I have a question regarding metaprogramming.
How to re-create the problem:

If you run git clone -b feature/issue-758-add-dot-product-coviariance-function on my fork, you can clone the branch and run as is… I changed the compiler to g++ in make/default_compiler_options i.e. CC = g++

running ./runTests.py test/unit/math/prim/mat/fun/gp_dot_prod_cov_test.cpp will work fine, as prim is implemented fine.

running ./runTests.py test/unit/math/prim/mat/fun/gp_dot_prod_cov_test.cpp will work fine initially, but there are only two dummy tests that make sure the proper function is being called. if you uncomment line 46 you will see the “routing” issue in the form of a compiler error.

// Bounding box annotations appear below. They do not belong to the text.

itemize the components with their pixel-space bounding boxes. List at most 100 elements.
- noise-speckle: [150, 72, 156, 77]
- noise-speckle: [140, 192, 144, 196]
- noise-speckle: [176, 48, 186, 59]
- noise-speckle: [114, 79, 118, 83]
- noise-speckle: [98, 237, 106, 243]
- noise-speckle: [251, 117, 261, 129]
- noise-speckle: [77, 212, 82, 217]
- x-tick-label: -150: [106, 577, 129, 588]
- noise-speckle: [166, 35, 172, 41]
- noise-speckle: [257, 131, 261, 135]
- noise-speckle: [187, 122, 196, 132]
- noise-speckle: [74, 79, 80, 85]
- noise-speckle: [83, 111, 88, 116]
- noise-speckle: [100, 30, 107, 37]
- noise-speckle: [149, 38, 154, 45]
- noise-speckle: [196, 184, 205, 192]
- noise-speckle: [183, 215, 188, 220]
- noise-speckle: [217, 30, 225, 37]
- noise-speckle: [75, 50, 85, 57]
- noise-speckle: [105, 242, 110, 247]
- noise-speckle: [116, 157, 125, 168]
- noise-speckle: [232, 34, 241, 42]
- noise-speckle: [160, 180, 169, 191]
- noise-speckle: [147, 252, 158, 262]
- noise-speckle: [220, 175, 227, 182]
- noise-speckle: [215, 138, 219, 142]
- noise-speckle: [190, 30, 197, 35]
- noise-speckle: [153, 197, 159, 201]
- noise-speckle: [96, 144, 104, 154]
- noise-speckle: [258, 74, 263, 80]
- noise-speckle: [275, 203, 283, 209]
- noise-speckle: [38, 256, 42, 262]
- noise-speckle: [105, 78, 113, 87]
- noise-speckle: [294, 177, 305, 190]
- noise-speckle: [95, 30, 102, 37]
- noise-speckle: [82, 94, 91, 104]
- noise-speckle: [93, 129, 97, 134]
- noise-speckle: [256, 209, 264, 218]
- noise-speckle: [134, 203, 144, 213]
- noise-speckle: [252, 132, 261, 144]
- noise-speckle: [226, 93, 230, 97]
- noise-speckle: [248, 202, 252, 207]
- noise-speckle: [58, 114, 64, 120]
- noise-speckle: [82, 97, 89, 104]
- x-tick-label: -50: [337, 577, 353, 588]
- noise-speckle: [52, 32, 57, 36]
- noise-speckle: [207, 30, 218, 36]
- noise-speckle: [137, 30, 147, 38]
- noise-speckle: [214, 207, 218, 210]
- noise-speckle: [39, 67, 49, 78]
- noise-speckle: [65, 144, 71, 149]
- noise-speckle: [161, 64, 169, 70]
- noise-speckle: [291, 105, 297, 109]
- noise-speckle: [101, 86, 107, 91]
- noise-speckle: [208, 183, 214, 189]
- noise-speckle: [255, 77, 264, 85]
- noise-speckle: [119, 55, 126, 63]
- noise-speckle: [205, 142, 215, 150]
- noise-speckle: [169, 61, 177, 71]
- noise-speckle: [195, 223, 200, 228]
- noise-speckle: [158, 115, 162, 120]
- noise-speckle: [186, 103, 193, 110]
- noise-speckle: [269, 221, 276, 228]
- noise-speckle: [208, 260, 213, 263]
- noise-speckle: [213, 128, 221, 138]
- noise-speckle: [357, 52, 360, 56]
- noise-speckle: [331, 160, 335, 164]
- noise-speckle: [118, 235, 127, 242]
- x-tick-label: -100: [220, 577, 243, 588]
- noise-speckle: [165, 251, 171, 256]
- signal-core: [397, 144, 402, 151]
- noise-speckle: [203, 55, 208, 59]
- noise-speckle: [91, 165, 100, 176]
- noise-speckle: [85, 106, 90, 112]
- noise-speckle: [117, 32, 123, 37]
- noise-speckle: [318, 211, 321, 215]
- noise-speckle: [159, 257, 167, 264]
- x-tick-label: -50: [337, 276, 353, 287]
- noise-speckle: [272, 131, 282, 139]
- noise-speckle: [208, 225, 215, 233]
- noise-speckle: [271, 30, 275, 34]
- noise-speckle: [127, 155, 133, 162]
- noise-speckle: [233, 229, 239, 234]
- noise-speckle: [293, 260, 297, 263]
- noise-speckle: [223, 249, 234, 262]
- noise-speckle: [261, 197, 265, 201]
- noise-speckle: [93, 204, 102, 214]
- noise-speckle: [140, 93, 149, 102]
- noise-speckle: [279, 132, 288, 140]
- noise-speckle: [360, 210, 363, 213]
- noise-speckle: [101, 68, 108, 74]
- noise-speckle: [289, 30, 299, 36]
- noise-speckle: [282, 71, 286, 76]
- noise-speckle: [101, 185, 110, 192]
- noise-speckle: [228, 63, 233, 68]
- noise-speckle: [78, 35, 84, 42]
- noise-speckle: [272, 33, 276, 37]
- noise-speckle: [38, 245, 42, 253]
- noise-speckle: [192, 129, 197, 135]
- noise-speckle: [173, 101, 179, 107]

This function call is calling the wrong implementation in ‘prim’
The rev functions need to have two separate versions (following the datatypes @syclik added for gp_cov_exp_quad.hpp):
( c++ -> stan )

  1. calls prim with dot_product.hpp (for std::vector<Eigen::Matrix<stan::math::var, -1, 1> > -> row_vector[N])
  2. calls prim without dot_product.hpp (for std::vector<stan::math::var> -> real x[N])

Currently, both rev versions are both calling the prim version that uses dot_product.hpp (template <typename T_x, typename T_sigma>). This is probably because one of the gp_dot_prod_cov.hpp is not templated.
So the question is this how do I use metaprogamming, either a template, or enable_if, to make sure that rev is calling the correct prim? I have tried various enable_if statements and different templates.

As one attempt to remedy the problem, I tried the templating strategy in dot_product.cpp. Why do dot_product.cpp tests not compile with the template <int R1, ...> etc arguments?


#2

Sorry this didn’t get answered sooner. You can use disable_if to turn off an instantiation if you can write a template expression to catch the types you want to turn off.

But you want to figure out why it’s not instantiating the one you think it should. In general, C++ considers all the base template definitions with matching names (ones that aren’t template specializations), and chooses the most specific one to match the call. Then it takes the most specific specialization available for that base template. If either of these steps results in ambiguity, compilation fails. So the only way you get the wrong version is if the right one hasn’t been included or if the wrong one’s more specific.